II – O objetivo de sua empresa, a Logos Fiscal, é o de fazer com que as empresas paguem menos impostos dentro da legalidade?
EM – Não. Eu tenho dado assessoria em matéria de política fiscal. É um campo mais amplo. Faço estudos fiscais, não entro em nada que envolva contencioso. Nem em trabalho de planejamento fiscal para a empresa. Faço estudos de natureza fiscal, legal ou localizado para identificar, por exemplo, desequilíbrios fiscais e soluções que possam ser de interesse do contribuinte.
II – Agora que o sr. está do lado empresarial, sente a dificuldade de pagar tanto imposto?
EM – Não. Pagar impostos é uma atitude naturalmente desagradável para qualquer cidadão.

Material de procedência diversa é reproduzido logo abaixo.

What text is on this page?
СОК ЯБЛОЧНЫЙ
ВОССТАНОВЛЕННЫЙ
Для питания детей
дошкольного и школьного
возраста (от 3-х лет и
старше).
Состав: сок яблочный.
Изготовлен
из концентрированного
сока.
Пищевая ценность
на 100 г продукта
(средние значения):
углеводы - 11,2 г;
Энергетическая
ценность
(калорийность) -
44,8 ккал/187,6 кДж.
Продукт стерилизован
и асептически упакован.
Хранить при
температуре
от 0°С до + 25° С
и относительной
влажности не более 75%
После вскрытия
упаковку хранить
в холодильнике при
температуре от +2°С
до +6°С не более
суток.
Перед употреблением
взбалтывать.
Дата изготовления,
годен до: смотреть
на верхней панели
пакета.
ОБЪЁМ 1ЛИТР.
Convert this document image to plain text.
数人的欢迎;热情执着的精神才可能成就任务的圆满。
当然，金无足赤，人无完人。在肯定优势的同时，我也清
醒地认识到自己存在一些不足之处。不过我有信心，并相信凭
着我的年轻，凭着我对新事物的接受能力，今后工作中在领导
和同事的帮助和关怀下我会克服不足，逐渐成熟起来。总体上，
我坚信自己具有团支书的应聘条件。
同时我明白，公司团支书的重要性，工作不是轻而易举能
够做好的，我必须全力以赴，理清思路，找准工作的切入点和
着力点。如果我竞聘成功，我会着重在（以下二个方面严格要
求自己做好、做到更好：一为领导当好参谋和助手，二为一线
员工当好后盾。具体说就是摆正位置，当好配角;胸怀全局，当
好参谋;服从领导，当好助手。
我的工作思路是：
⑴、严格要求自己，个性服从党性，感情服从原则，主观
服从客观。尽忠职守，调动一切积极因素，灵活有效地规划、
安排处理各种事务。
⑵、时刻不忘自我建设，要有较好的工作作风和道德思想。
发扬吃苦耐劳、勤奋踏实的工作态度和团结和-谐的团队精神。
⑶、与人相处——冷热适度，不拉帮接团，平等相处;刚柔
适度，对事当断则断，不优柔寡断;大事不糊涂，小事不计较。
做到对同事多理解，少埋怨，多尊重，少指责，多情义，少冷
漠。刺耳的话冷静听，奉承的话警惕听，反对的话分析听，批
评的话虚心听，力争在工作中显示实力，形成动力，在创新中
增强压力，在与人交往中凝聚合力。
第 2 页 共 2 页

Este ato desagradável só é compensado por uma consciência cívica de que é o ingresso que temos de pagar para construir um mundo civilizado.
II – O sr. saiu da Receita com fama de arrecadador voraz, o que acha disto?
EM – Arrecadador voraz eu nunca fui. Fui uma pessoa que simplesmente tentei cumprir a minha obrigação dentro dos limites que me eram impostos e dos objetivos que eram traçados.
II – O sr. já disse que é um homem do setor público. Gostaria de voltar para o governo?
EM – Vamos separar intenção e gesto. Gostar eu gostaria, mas não voltaria. Primeiramente porque acho que já dei minha cota de contribuição bastante razoável para o Estado. Já não sou tão novo. É importante que pessoas mais jovens, com mais dinamismo e, portanto, com mais esperança façam este serviço. Depois, hoje em dia, quem assume o setor público se sujeita a processos de toda a natureza e tem que dedicar boa parte do seu tempo para se defender de tolices. Coisas tão absurdas que sequer são inteligíveis.
II – O sr. já tem candidato para as eleições de 2006?
EM – Há um verso de um poeta português chamado José Régio, que eu gosto muito e que diz o seguinte: eu não sei para onde vou, eu não sei por onde vou, só sei que não vou por aí.